[net-next] page_pool: disable direct recycling based on pool->cpuid on destroy

Message ID 20240215113905.96817-1-aleksander.lobakin@intel.com
State New
Headers
Series [net-next] page_pool: disable direct recycling based on pool->cpuid on destroy |

Commit Message

Alexander Lobakin Feb. 15, 2024, 11:39 a.m. UTC
  Now that direct recycling is performed basing on pool->cpuid when set,
memory leaks are possible:

1. A pool is destroyed.
2. Alloc cache is emptied (it's done only once).
3. pool->cpuid is still set.
4. napi_pp_put_page() does direct recycling basing on pool->cpuid.
5. Now alloc cache is not empty, but it won't ever be freed.
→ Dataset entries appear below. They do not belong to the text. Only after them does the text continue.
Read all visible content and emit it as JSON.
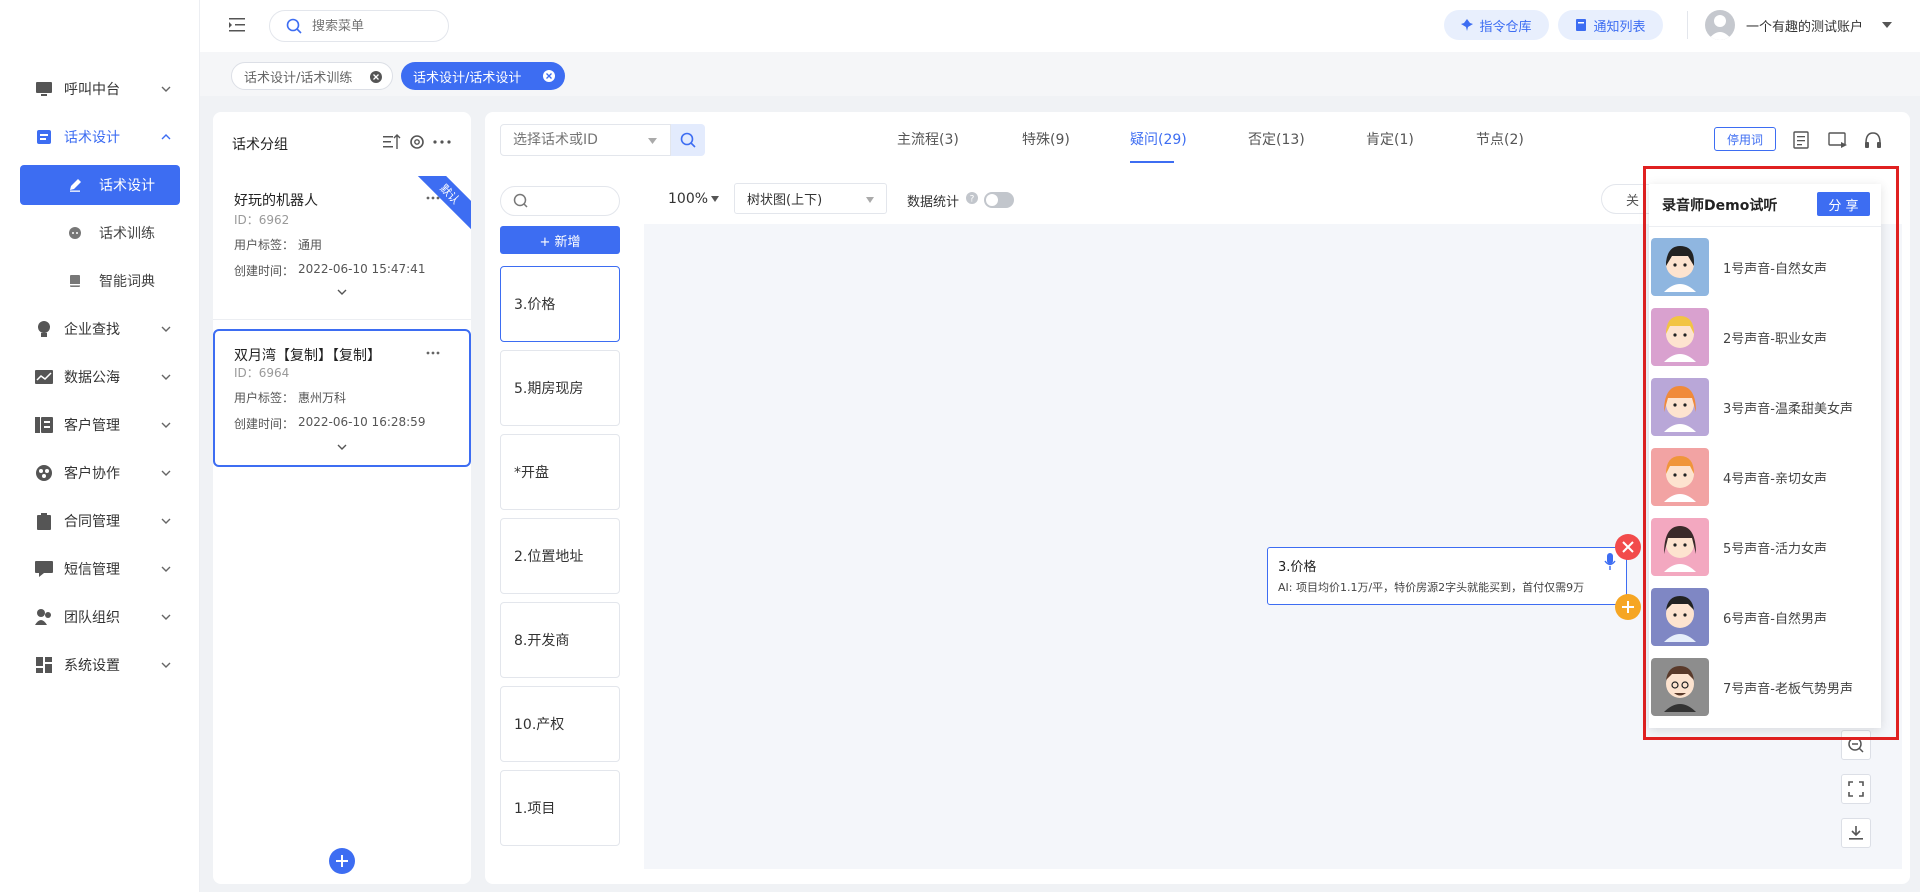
{
  "sidebar": {
    "items": [
      {
        "label": "呼叫中台",
        "icon": "monitor-icon"
      },
      {
        "label": "话术设计",
        "icon": "script-book-icon"
      },
      {
        "label": "企业查找",
        "icon": "lightbulb-icon"
      },
      {
        "label": "数据公海",
        "icon": "chart-line-icon"
      },
      {
        "label": "客户管理",
        "icon": "customer-card-icon"
      },
      {
        "label": "客户协作",
        "icon": "collaboration-icon"
      },
      {
        "label": "合同管理",
        "icon": "clipboard-icon"
      },
      {
        "label": "短信管理",
        "icon": "message-icon"
      },
      {
        "label": "团队组织",
        "icon": "team-icon"
      },
      {
        "label": "系统设置",
        "icon": "settings-grid-icon"
      }
    ],
    "submenu": [
      {
        "label": "话术设计",
        "icon": "edit-pen-icon"
      },
      {
        "label": "话术训练",
        "icon": "chat-bubble-icon"
      },
      {
        "label": "智能词典",
        "icon": "dictionary-icon"
      }
    ]
  },
  "topbar": {
    "search_placeholder": "搜索菜单",
    "btn_command": "指令仓库",
    "btn_notify": "通知列表",
    "username": "一个有趣的测试账户"
  },
  "open_tabs": [
    {
      "label": "话术设计/话术训练"
    },
    {
      "label": "话术设计/话术设计"
    }
  ],
  "groups": {
    "title": "话术分组",
    "cards": [
      {
        "name": "好玩的机器人",
        "id": "ID：6962",
        "tag_label": "用户标签：",
        "tag": "通用",
        "time_label": "创建时间：",
        "time": "2022-06-10 15:47:41",
        "ribbon": "默认"
      },
      {
        "name": "双月湾【复制】【复制】",
        "id": "ID：6964",
        "tag_label": "用户标签：",
        "tag": "惠州万科",
        "time_label": "创建时间：",
        "time": "2022-06-10 16:28:59"
      }
    ]
  },
  "editor": {
    "select_placeholder": "选择话术或ID",
    "tabs": [
      {
        "label": "主流程(3)"
      },
      {
        "label": "特殊(9)"
      },
      {
        "label": "疑问(29)"
      },
      {
        "label": "否定(13)"
      },
      {
        "label": "肯定(1)"
      },
      {
        "label": "节点(2)"
      }
    ],
    "disabled_words_btn": "停用词",
    "add_btn": "+ 新增",
    "questions": [
      "3.价格",
      "5.期房现房",
      "*开盘",
      "2.位置地址",
      "8.开发商",
      "10.产权",
      "1.项目"
    ],
    "zoom": "100%",
    "view_mode": "树状图(上下)",
    "stats_label": "数据统计",
    "close_btn_partial": "关",
    "node": {
      "title": "3.价格",
      "text": "AI: 项目均价1.1万/平，特价房源2字头就能买到，首付仅需9万"
    }
  },
  "voice_panel": {
    "title": "录音师Demo试听",
    "share_btn": "分 享",
    "voices": [
      {
        "label": "1号声音-自然女声",
        "bg": "#8fb6e0"
      },
      {
        "label": "2号声音-职业女声",
        "bg": "#d9a1cf"
      },
      {
        "label": "3号声音-温柔甜美女声",
        "bg": "#b9a7d8"
      },
      {
        "label": "4号声音-亲切女声",
        "bg": "#f2a3a3"
      },
      {
        "label": "5号声音-活力女声",
        "bg": "#f3a8c0"
      },
      {
        "label": "6号声音-自然男声",
        "bg": "#7f87c4"
      },
      {
        "label": "7号声音-老板气势男声",
        "bg": "#8d8d8d"
      }
    ]
  },
  "colors": {
    "primary": "#3d6df2",
    "highlight_border": "#e02020",
    "close_red": "#f24b4b",
    "add_orange": "#f6a623"
  }
}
In order to avoid that, rewrite pool->cpuid to -1 when unlinking NAPI to
make sure no direct recycling will be possible after emptying the cache.
This involves a bit of overhead as pool->cpuid now must be accessed
via READ_ONCE() to avoid partial reads.
Rename page_pool_unlink_napi() -> page_pool_disable_direct_recycling()
to reflect what it actually does and unexport it.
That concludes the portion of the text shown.